Muitos de seus eleitores até hoje acreditam que o atual governo constitui a salvação da pátria brasileira. Mas a falta de investigação envolvendo os próprios filhos do presidente mostra a falácia do discurso. A morte da vereadora Marielle Franco, o sumiço do Queiroz, os depósitos nas contas do filho do presidente e a pretensão de nomear um de seus filhos como embaixador dos EUA mostram, claramente, que o combate à corrupção está longe de ser a realidade do atual governo.

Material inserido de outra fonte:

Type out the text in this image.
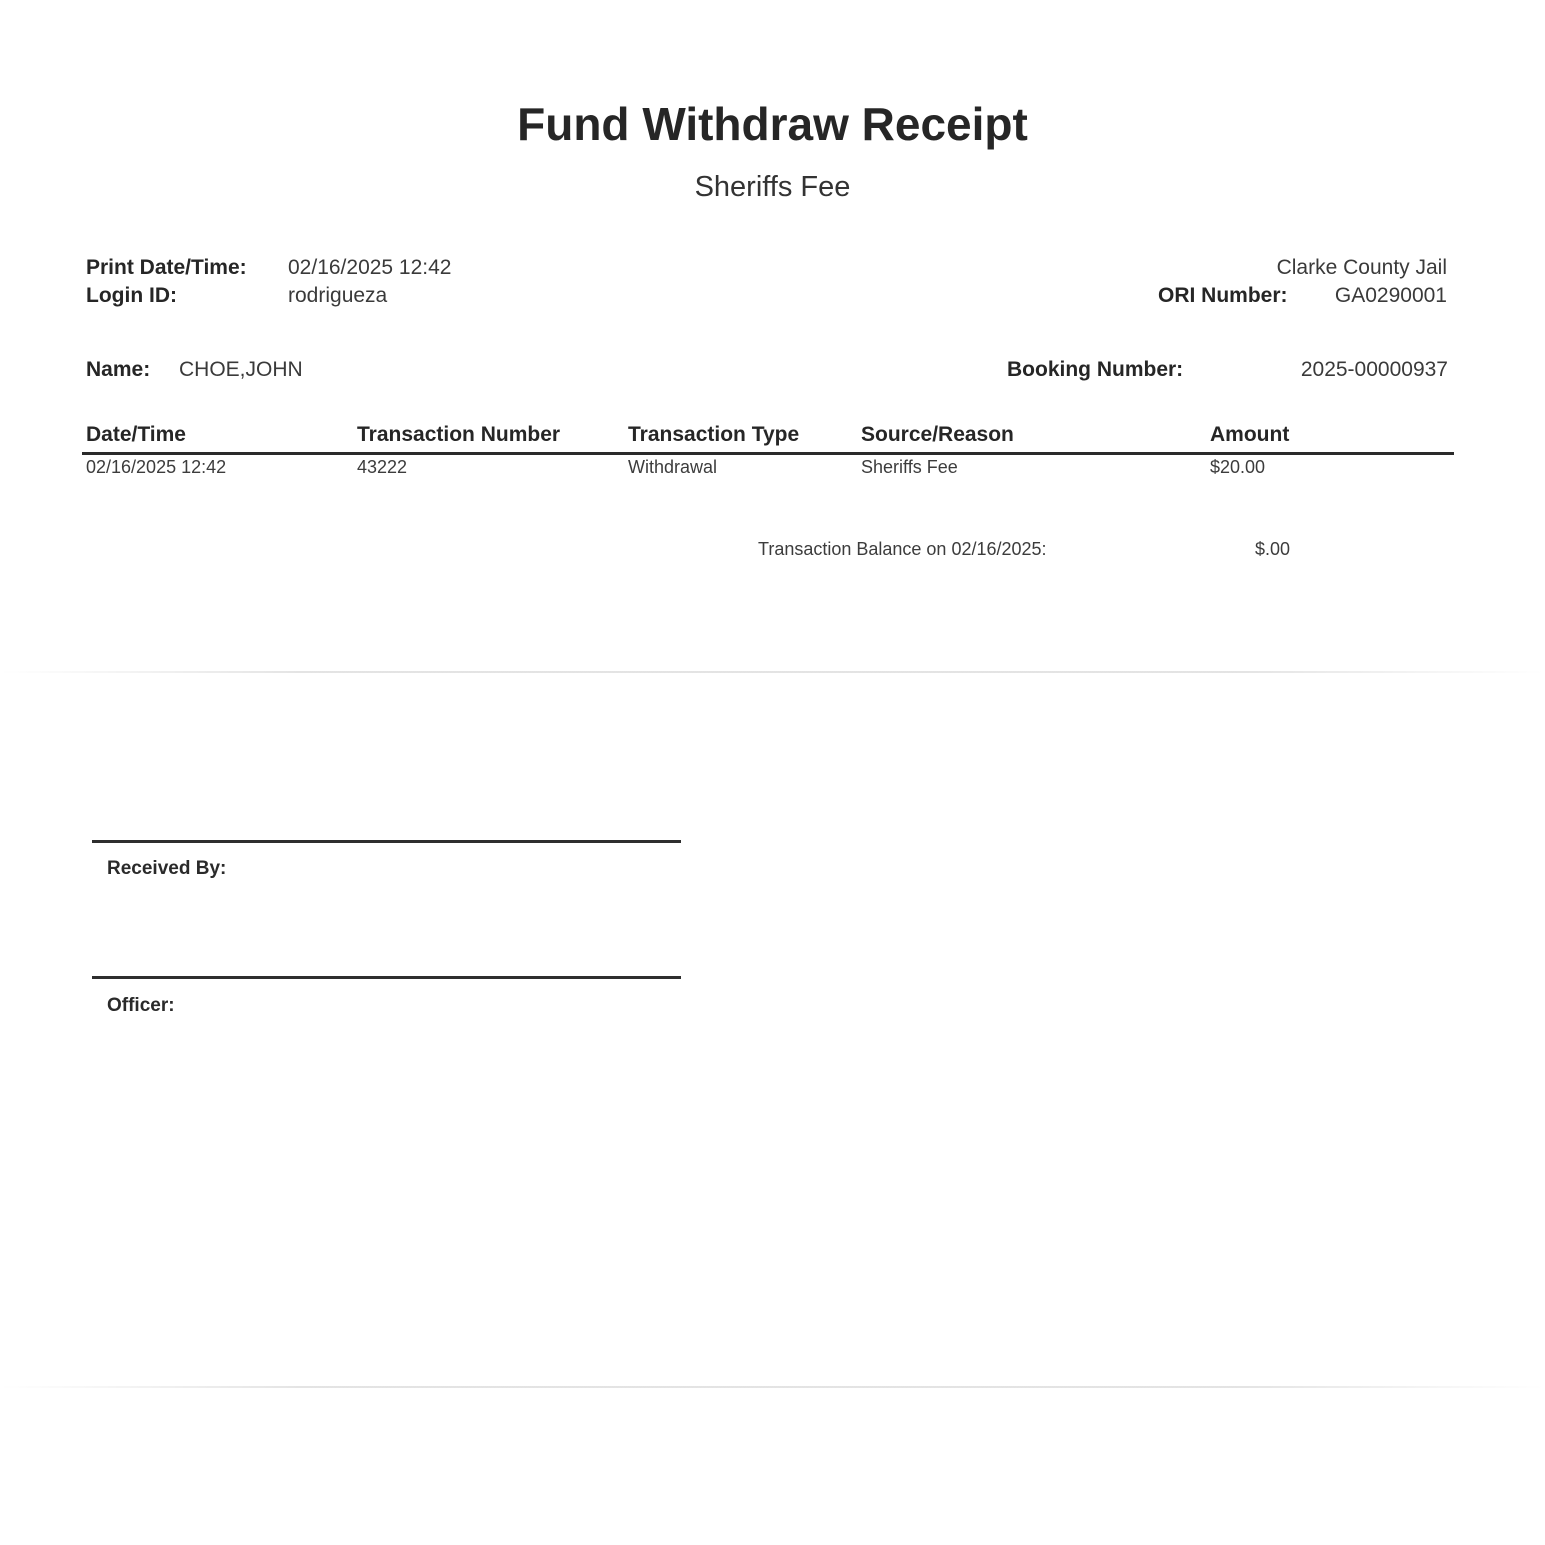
Fund Withdraw Receipt
Sheriffs Fee
Print Date/Time: 02/16/2025 12:42
Login ID:	rodrigueza
Clarke County Jail
ORI Number: GA0290001
Name: CHOE,JOHN	Booking Number:	2025-00000937
Date/Time	Transaction Number	Transaction Type	Source/Reason	Amount
02/16/2025 12:42	43222	Withdrawal	Sheriffs Fee	$20.00
Transaction Balance on 02/16/2025:	$.00
Received By:
Officer:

Outra mentira contada pelo presidente em seu discurso foi a seguinte: “Em 2013, um acordo entre o governo petista e a ditadura cubana trouxe ao Brasil 10 mil médicos sem nenhuma comprovação profissional”. A informação é falsa porque a vinda dos médicos cubanos para o Brasil, através do programa Mais Médicos, foi regulamentada pela Lei 12.871/2013, com exigência explícita da comprovação profissional. Afirmou também o presidente que os médicos cubanos não podiam trazer cônjuges e filhos. Esta informação também é falsa porque a lei supracitada concedia este benefício. Também não parece verossímil o envio anual de 300 milhões de dólares para Cuba. Não se sabe de onde o presidente tirou esta informação.

Contraditoriamente, o presidente se refere à ditadura militar como se esta tivesse sido uma guerra contra o comunismo. Ironicamente, ele diz que a guerra foi vencida e a liberdade venceu. Na verdade, foram mais de vinte anos de um regime que ceifou a liberdade do povo brasileiro, que mal podia se manifestar publicamente. Inúmeros foram os perseguidos, presos, torturados e assassinados na clandestinidade.

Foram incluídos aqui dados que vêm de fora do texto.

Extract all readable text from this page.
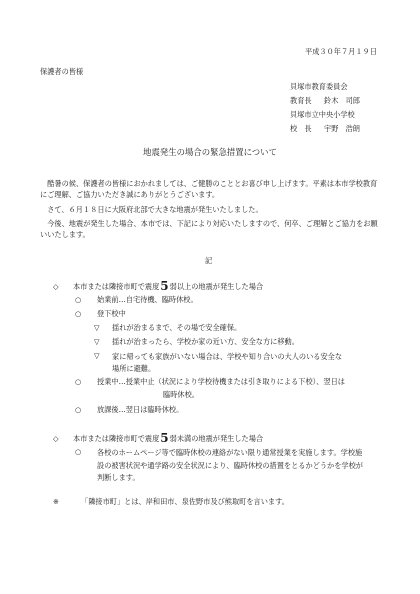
平成３０年７月１９日
保護者の皆様
貝塚市教育委員会
教育長 鈴木　司郎
貝塚市立中央小学校
校　長 宇野　浩朗
地震発生の場合の緊急措置について
酷暑の候、保護者の皆様におかれましては、ご健勝のこととお喜び申し上げます。平素は本市学校教育にご理解、ご協力いただき誠にありがとうございます。
さて、６月１８日に大阪府北部で大きな地震が発生いたしました。
今後、地震が発生した場合、本市では、下記により対応いたしますので、何卒、ご理解とご協力をお願いいたします。
記
◇ 本市または隣接市町で震度5弱以上の地震が発生した場合
○ 始業前…自宅待機、臨時休校。
○ 登下校中
▽ 揺れが治まるまで、その場で安全確保。
▽ 揺れが治まったら、学校か家の近い方、安全な方に移動。
▽	家に帰っても家族がいない場合は、学校や知り合いの大人のいる安全な場所に避難。
○ 授業中…授業中止（状況により学校待機または引き取りによる下校）、翌日は
臨時休校。
○ 放課後…翌日は臨時休校。
◇ 本市または隣接市町で震度5弱未満の地震が発生した場合
○	各校のホームページ等で臨時休校の連絡がない限り通常授業を実施します。学校施設の被害状況や通学路の安全状況により、臨時休校の措置をとるかどうかを学校が判断します。
※	「隣接市町」とは、岸和田市、泉佐野市及び熊取町を言います。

O presidente continua o seu discurso, tecendo críticas à Venezuela. É verdade que o governo de Maduro merece ser criticado. Mas é verdade também que o governo brasileiro não tem autoridade moral nenhuma para criticar a Venezuela. Há sinais evidentes de que o Brasil caminha para a mesma situação. A forma de governar de Bolsonaro também é autoritária, e suas medidas governamentais estão gerando exclusão e pobreza. Os indicadores são claros ao mostrar esta realidade. A economia está praticamente estagnada.

Outra fake news dita pelo presidente: “O Foro de São Paulo, organização criminosa criada em 1990 por Fidel Castro, Lula e Hugo Chávez para difundir e implementar o socialismo na América Latina, ainda continua vivo e tem que ser combatido”. Na verdade, o Foro de São Paulo congrega 120 partidos políticos e movimentos sociais de esquerda, de 26 países da América Latina. Esta informação falsa também foi utilizada na campanha eleitoral, e enganou muita gente. Na concepção do presidente, praticamente tudo o que é de esquerda cheira a terrorismo e socialismo bárbaro. Isso mostra que é desinformado e politicamente analfabeto.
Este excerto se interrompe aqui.